Layer Conditioning Integration: Pruned latents from all layers are concatenated with noisy image latents for DiT conditioning.

Training employs a locking-aware data sampling strategy, with LoRA adapters finetuned on the DiT backbone using a flow matching loss. The dataset comprises 32M images across 6M scenes, with instance segmentation to extract human subjects and backgrounds.

Figure 3: LayerComposer pipeline: text prompt and layered canvas are encoded, positional embeddings are assigned based on locking status, and transparent latent pruning enables scalable multi-subject conditioning.

Experimental Evaluation

LayerComposer is evaluated on 1P, 2P, and 4P personalization benchmarks, using FFHQ-in-the-wild identities and diverse prompts. Metrics include ArcFace for identity preservation, VQAScore for text alignment, HPSv3 for image quality, and user studies for overall preference.

4P Personalization: Competing methods (FLUX Kontext, Overlay Kontext, Qwen-Image-Edit, Gemini 2.5 Flash Image) frequently fail to preserve all subjects or introduce artifacts, especially under occlusion. LayerComposer consistently generates coherent, high-fidelity images, robustly handling occlusions and spatial arrangements.

Figure 4: In 4P personalization, LayerComposer preserves identities and spatial layout, outperforming baselines that distort or omit subjects, especially under occlusion.

2P Personalization: Baselines (UniPortrait, StoryMaker, UNO, OmniGen2) often miss, duplicate, or distort subjects. LayerComposer produces natural interactions and distinct identities, with superior user preference and identity scores.

Figure 5: In 2P personalization, LayerComposer generates coherent scenes with natural subject interaction and identity preservation, unlike baselines with missing or duplicated subjects.

1P Personalization: Existing methods tend to copy-paste the reference face with limited flexibility.

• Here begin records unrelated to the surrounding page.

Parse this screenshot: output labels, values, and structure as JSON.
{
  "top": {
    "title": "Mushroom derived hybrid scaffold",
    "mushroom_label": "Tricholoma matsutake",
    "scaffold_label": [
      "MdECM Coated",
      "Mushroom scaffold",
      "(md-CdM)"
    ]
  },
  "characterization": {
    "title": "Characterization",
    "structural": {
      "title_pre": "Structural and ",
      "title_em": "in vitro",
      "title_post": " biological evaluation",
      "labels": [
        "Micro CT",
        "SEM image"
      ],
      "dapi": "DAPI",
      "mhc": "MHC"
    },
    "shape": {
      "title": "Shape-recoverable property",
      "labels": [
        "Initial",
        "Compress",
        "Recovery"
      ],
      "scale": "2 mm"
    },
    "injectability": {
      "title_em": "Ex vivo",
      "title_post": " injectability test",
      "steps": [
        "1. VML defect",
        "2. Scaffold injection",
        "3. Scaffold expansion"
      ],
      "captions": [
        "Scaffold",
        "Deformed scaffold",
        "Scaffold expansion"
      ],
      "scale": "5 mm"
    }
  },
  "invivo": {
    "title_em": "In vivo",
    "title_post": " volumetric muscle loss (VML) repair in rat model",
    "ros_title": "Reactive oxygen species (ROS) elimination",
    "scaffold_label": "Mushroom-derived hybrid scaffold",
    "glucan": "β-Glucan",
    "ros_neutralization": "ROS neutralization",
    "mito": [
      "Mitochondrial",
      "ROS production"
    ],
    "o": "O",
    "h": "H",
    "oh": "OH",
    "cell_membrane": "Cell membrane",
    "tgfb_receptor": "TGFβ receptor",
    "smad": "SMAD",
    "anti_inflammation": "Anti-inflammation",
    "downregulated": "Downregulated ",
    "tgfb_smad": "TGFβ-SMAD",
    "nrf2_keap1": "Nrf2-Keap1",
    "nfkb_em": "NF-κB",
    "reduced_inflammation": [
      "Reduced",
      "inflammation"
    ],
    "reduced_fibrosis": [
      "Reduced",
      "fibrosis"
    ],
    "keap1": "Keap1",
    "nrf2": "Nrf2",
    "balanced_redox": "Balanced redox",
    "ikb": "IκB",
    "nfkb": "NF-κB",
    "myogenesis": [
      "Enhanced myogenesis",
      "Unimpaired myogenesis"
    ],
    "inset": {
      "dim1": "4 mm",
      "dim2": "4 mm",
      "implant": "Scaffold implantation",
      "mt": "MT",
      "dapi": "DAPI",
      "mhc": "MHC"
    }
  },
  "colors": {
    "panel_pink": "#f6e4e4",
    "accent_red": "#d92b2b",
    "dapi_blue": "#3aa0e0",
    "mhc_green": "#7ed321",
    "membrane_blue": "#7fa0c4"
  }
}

LayerComposer achieves realistic outputs faithful to both identity and prompt, supporting diverse expressions and activities.

Figure 6: In 1P personalization, LayerComposer captures diverse expressions and activities, avoiding copy-paste artifacts seen in other methods.

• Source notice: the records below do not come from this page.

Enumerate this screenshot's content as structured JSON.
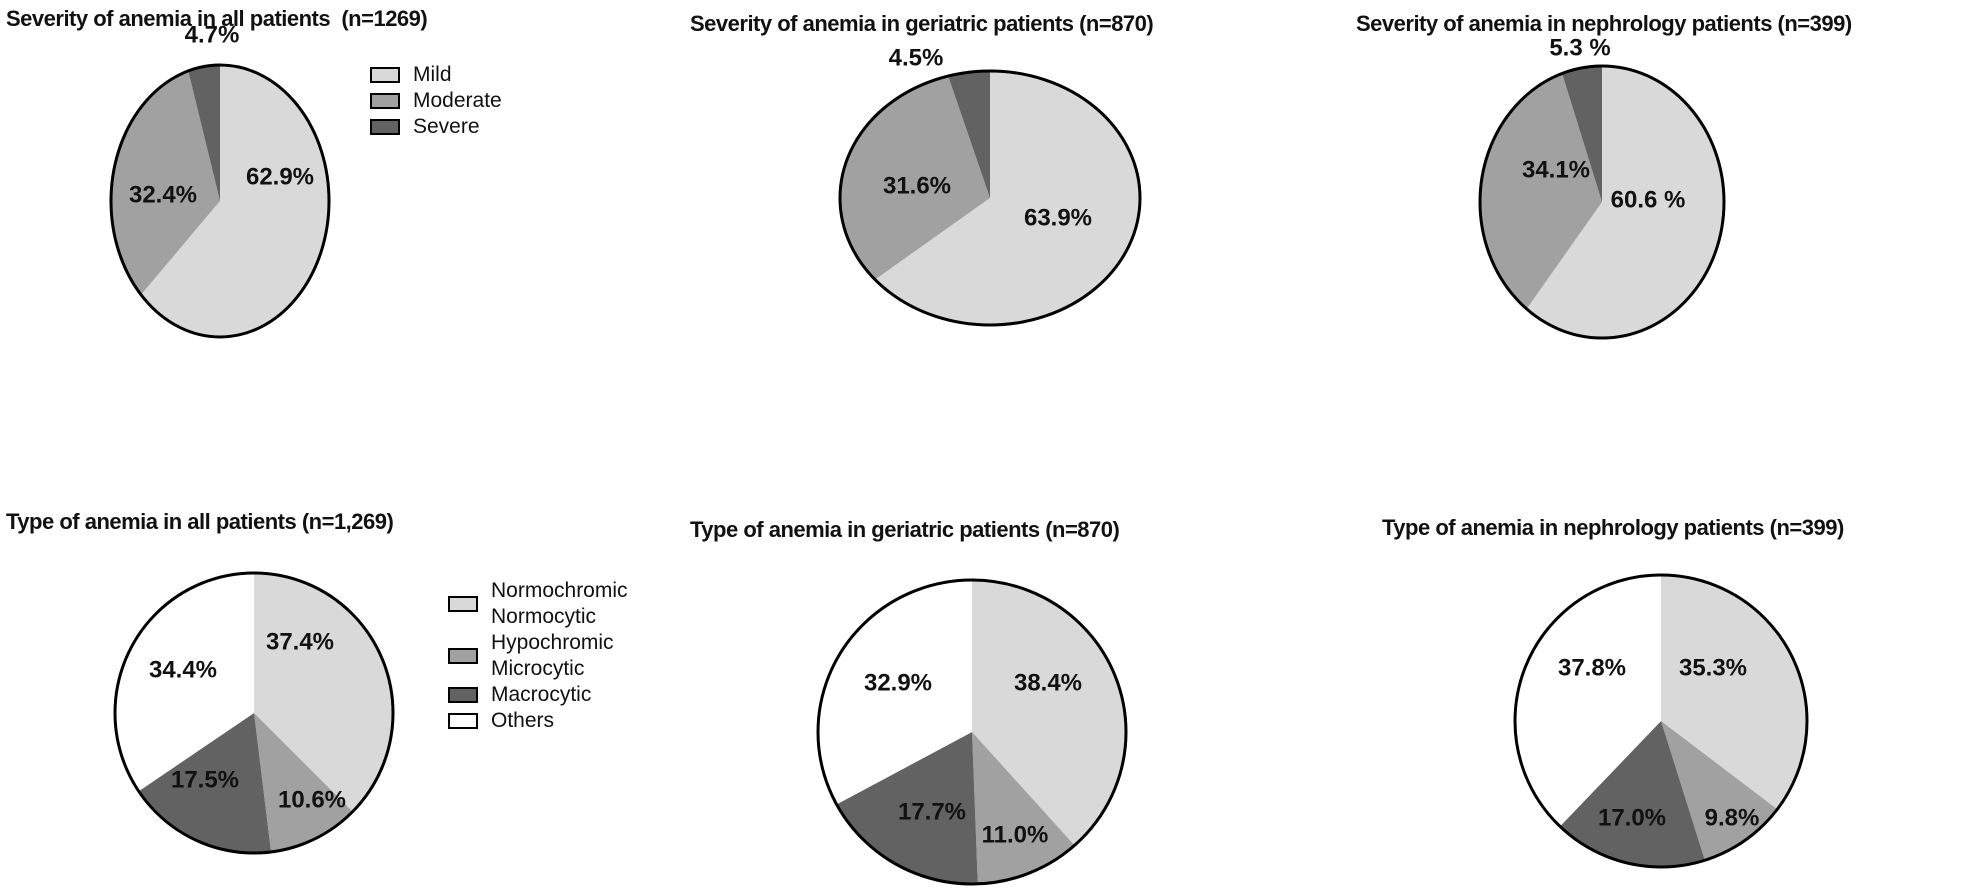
{
  "figure": {
    "background": "#ffffff",
    "colors": {
      "light_gray": "#d9d9d9",
      "medium_gray": "#a1a1a1",
      "dark_gray": "#626262",
      "white": "#ffffff",
      "outline": "#000000"
    }
  },
  "legends": {
    "severity": [
      {
        "label_lines": [
          "Mild"
        ],
        "color_key": "light_gray"
      },
      {
        "label_lines": [
          "Moderate"
        ],
        "color_key": "medium_gray"
      },
      {
        "label_lines": [
          "Severe"
        ],
        "color_key": "dark_gray"
      }
    ],
    "type": [
      {
        "label_lines": [
          "Normochromic",
          "Normocytic"
        ],
        "color_key": "light_gray"
      },
      {
        "label_lines": [
          "Hypochromic",
          "Microcytic"
        ],
        "color_key": "medium_gray"
      },
      {
        "label_lines": [
          "Macrocytic"
        ],
        "color_key": "dark_gray"
      },
      {
        "label_lines": [
          "Others"
        ],
        "color_key": "white"
      }
    ]
  },
  "chart_data": [
    {
      "id": "severity-all",
      "type": "pie",
      "title": "Severity of anemia in all patients  (n=1269)",
      "categories": [
        "Mild",
        "Moderate",
        "Severe"
      ],
      "values": [
        62.9,
        32.4,
        4.7
      ],
      "value_labels": [
        "62.9%",
        "32.4%",
        "4.7%"
      ],
      "colors": [
        "light_gray",
        "medium_gray",
        "dark_gray"
      ],
      "start_angle_deg": 0,
      "direction": "clockwise",
      "legend": "severity",
      "legend_position": "right"
    },
    {
      "id": "severity-geriatric",
      "type": "pie",
      "title": "Severity of anemia in geriatric patients (n=870)",
      "categories": [
        "Mild",
        "Moderate",
        "Severe"
      ],
      "values": [
        63.9,
        31.6,
        4.5
      ],
      "value_labels": [
        "63.9%",
        "31.6%",
        "4.5%"
      ],
      "colors": [
        "light_gray",
        "medium_gray",
        "dark_gray"
      ],
      "start_angle_deg": 0,
      "direction": "clockwise",
      "legend": null,
      "legend_position": null
    },
    {
      "id": "severity-nephrology",
      "type": "pie",
      "title": "Severity of anemia in nephrology patients (n=399)",
      "categories": [
        "Mild",
        "Moderate",
        "Severe"
      ],
      "values": [
        60.6,
        34.1,
        5.3
      ],
      "value_labels": [
        "60.6 %",
        "34.1%",
        "5.3 %"
      ],
      "colors": [
        "light_gray",
        "medium_gray",
        "dark_gray"
      ],
      "start_angle_deg": 0,
      "direction": "clockwise",
      "legend": null,
      "legend_position": null
    },
    {
      "id": "type-all",
      "type": "pie",
      "title": "Type of anemia in all patients (n=1,269)",
      "categories": [
        "Normochromic Normocytic",
        "Hypochromic Microcytic",
        "Macrocytic",
        "Others"
      ],
      "values": [
        37.4,
        10.6,
        17.5,
        34.4
      ],
      "value_labels": [
        "37.4%",
        "10.6%",
        "17.5%",
        "34.4%"
      ],
      "colors": [
        "light_gray",
        "medium_gray",
        "dark_gray",
        "white"
      ],
      "start_angle_deg": 0,
      "direction": "clockwise",
      "legend": "type",
      "legend_position": "right"
    },
    {
      "id": "type-geriatric",
      "type": "pie",
      "title": "Type of anemia in geriatric patients (n=870)",
      "categories": [
        "Normochromic Normocytic",
        "Hypochromic Microcytic",
        "Macrocytic",
        "Others"
      ],
      "values": [
        38.4,
        11.0,
        17.7,
        32.9
      ],
      "value_labels": [
        "38.4%",
        "11.0%",
        "17.7%",
        "32.9%"
      ],
      "colors": [
        "light_gray",
        "medium_gray",
        "dark_gray",
        "white"
      ],
      "start_angle_deg": 0,
      "direction": "clockwise",
      "legend": null,
      "legend_position": null
    },
    {
      "id": "type-nephrology",
      "type": "pie",
      "title": "Type of anemia in nephrology patients (n=399)",
      "categories": [
        "Normochromic Normocytic",
        "Hypochromic Microcytic",
        "Macrocytic",
        "Others"
      ],
      "values": [
        35.3,
        9.8,
        17.0,
        37.8
      ],
      "value_labels": [
        "35.3%",
        "9.8%",
        "17.0%",
        "37.8%"
      ],
      "colors": [
        "light_gray",
        "medium_gray",
        "dark_gray",
        "white"
      ],
      "start_angle_deg": 0,
      "direction": "clockwise",
      "legend": null,
      "legend_position": null
    }
  ]
}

Ablation Studies and Analysis

Ablation studies demonstrate the effectiveness of the locking mechanism and layered canvas. Progressive locking preserves subject pose and appearance with only necessary lighting adjustments, while unlocked layers adapt flexibly. Without the layered canvas, occlusion leads to missing details; the layered approach resolves these issues.

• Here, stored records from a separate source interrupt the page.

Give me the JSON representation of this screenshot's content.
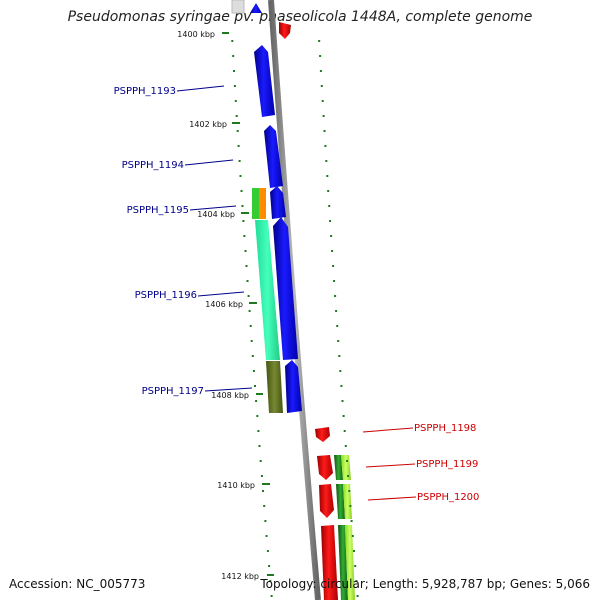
{
  "title": "Pseudomonas syringae pv. phaseolicola 1448A, complete genome",
  "accession": "Accession: NC_005773",
  "summary": "Topology: circular; Length: 5,928,787 bp; Genes: 5,066",
  "axis": {
    "unit": "kbp",
    "ticks": [
      1400,
      1402,
      1404,
      1406,
      1408,
      1410,
      1412
    ]
  },
  "genes": [
    {
      "id": "PSPPH_1193",
      "strand": "forward",
      "color": "#0000ee"
    },
    {
      "id": "PSPPH_1194",
      "strand": "forward",
      "color": "#0000ee"
    },
    {
      "id": "PSPPH_1195",
      "strand": "forward",
      "color": "#0000ee"
    },
    {
      "id": "PSPPH_1196",
      "strand": "forward",
      "color": "#0000ee"
    },
    {
      "id": "PSPPH_1197",
      "strand": "forward",
      "color": "#0000ee"
    },
    {
      "id": "PSPPH_1198",
      "strand": "reverse",
      "color": "#ee0000"
    },
    {
      "id": "PSPPH_1199",
      "strand": "reverse",
      "color": "#ee0000"
    },
    {
      "id": "PSPPH_1200",
      "strand": "reverse",
      "color": "#ee0000"
    }
  ],
  "colors": {
    "backbone": "#8c8c8c",
    "forward_gene": "#0000ee",
    "reverse_gene": "#ee0000",
    "forward_label": "#00008b",
    "reverse_label": "#cc0000",
    "gc_skew": "#1f7a1f",
    "orange_feature": "#ff8c00",
    "green_feature": "#33cc33",
    "teal_feature": "#33ffaa",
    "olive_feature": "#667722",
    "lime_feature": "#aaff44",
    "dark_green_feature": "#228822"
  }
}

Figure 7: Ablation: locking preserves selected subjects with minimal changes; layered canvas resolves occlusion, preventing loss of overlapping details.

LayerComposer also supports seamless integration of backgrounds as additional layers, enabling natural human-background interactions under coherent lighting.

Figure 8: Layered canvas with background: humans interact naturally with the background, maintaining coherent lighting and spatial relationships.

Quantitative Results

LayerComposer achieves top-2 image quality (HPSv3) across all benchmarks and substantially outperforms other methods in multi-subject identity preservation (ArcFace). Notably, ArcFace scores for 1P are lower than copy-paste baselines due to greater pose/expression diversity, but LayerComposer excels in prompt adherence (VQAScore) and user preference.

Limitations and Future Directions

LayerComposer's performance degrades for scenes with more than four subjects, primarily due to data limitations and base model robustness. It also struggles with complex spatial reasoning tasks, such as natural placement of subjects in challenging backgrounds. Future work should integrate vision-LLMs for enhanced reasoning and expand high-quality multi-subject datasets.

Conclusion

LayerComposer establishes a scalable, interactive framework for personalized T2I generation, introducing a layered canvas and locking mechanism for fine-grained spatial and identity control. It demonstrates superior compositional fidelity and robustness across multi-subject scenarios, setting a new standard for interactive generative workflows. The layered canvas paradigm is extensible to broader compositional and editing tasks, with future research needed to address reasoning and scalability beyond four subjects.